Keine andere Branche hat in der Wirtschaftskrise so massiv entlassen wie die Leiharbeitsunternehmen. Sie kämen größtenteils ihrer „beschäftigungspolitischen Verantwortung“ nicht nach, kritisiert Arbeitsmarktexperte Wilhelm Adamy.

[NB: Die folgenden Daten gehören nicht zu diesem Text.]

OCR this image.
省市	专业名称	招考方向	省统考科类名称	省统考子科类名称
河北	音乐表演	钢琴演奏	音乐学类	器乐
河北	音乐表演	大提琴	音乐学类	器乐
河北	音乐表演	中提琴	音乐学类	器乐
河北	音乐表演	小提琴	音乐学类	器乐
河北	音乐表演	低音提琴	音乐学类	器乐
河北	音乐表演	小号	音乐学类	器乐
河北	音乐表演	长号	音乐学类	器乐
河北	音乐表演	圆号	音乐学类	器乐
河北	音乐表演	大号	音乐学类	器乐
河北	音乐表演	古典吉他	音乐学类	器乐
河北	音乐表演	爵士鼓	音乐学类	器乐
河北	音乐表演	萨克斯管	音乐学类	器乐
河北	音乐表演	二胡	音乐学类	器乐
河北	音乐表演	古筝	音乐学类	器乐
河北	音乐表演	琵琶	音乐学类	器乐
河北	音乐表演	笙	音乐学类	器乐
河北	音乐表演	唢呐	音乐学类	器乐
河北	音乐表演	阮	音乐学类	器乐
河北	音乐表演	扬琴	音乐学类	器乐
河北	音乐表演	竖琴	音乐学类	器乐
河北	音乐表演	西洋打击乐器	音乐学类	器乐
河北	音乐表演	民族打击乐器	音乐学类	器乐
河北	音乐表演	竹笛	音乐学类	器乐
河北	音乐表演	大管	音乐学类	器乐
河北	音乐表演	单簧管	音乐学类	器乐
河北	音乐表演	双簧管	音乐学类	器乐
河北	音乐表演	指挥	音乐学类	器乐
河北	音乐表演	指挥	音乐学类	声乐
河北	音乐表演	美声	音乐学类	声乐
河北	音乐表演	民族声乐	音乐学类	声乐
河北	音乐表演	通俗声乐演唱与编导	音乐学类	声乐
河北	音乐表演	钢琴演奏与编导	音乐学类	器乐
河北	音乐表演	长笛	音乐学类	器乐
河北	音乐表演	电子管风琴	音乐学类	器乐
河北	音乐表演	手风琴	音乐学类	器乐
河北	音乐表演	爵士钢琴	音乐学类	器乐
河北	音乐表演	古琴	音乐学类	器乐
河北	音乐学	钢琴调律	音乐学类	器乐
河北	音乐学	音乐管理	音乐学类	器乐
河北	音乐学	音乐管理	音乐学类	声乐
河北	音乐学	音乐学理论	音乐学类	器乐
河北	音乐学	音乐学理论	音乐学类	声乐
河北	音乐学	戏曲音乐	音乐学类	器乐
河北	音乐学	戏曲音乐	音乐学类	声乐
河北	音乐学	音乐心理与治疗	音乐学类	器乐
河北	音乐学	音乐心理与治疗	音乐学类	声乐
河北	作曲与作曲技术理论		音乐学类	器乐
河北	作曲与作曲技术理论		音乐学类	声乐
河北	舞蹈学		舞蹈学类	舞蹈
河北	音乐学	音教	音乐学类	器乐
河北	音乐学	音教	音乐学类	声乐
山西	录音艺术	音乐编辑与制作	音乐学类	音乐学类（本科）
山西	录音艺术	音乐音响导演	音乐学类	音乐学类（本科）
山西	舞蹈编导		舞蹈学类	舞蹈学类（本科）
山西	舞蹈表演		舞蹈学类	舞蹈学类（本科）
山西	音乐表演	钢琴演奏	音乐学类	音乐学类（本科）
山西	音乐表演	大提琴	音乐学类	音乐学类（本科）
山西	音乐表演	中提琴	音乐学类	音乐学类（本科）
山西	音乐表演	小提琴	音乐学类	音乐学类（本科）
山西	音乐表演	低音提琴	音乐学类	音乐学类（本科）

In der Wirtschaftskrise hat keine andere Branche so viele Arbeitsplätze abgebaut wie die Zeitarbeit. Zu diesem Ergebnis kommt der Deutsche Gewerkschaftsbund (DGB) in einer Analyse, in der die jüngsten Statistiken der Bundesagentur für Arbeit ausgewertet wurden. „Dem Leiharbeitsboom folgen jetzt massive Entlassungen“, schreibt Wilhelm Adamy, Leiter des Bereichs Arbeitsmarktpolitik, in dem Papier mit dem Titel „Vom Jobmotor zum Jobkiller“.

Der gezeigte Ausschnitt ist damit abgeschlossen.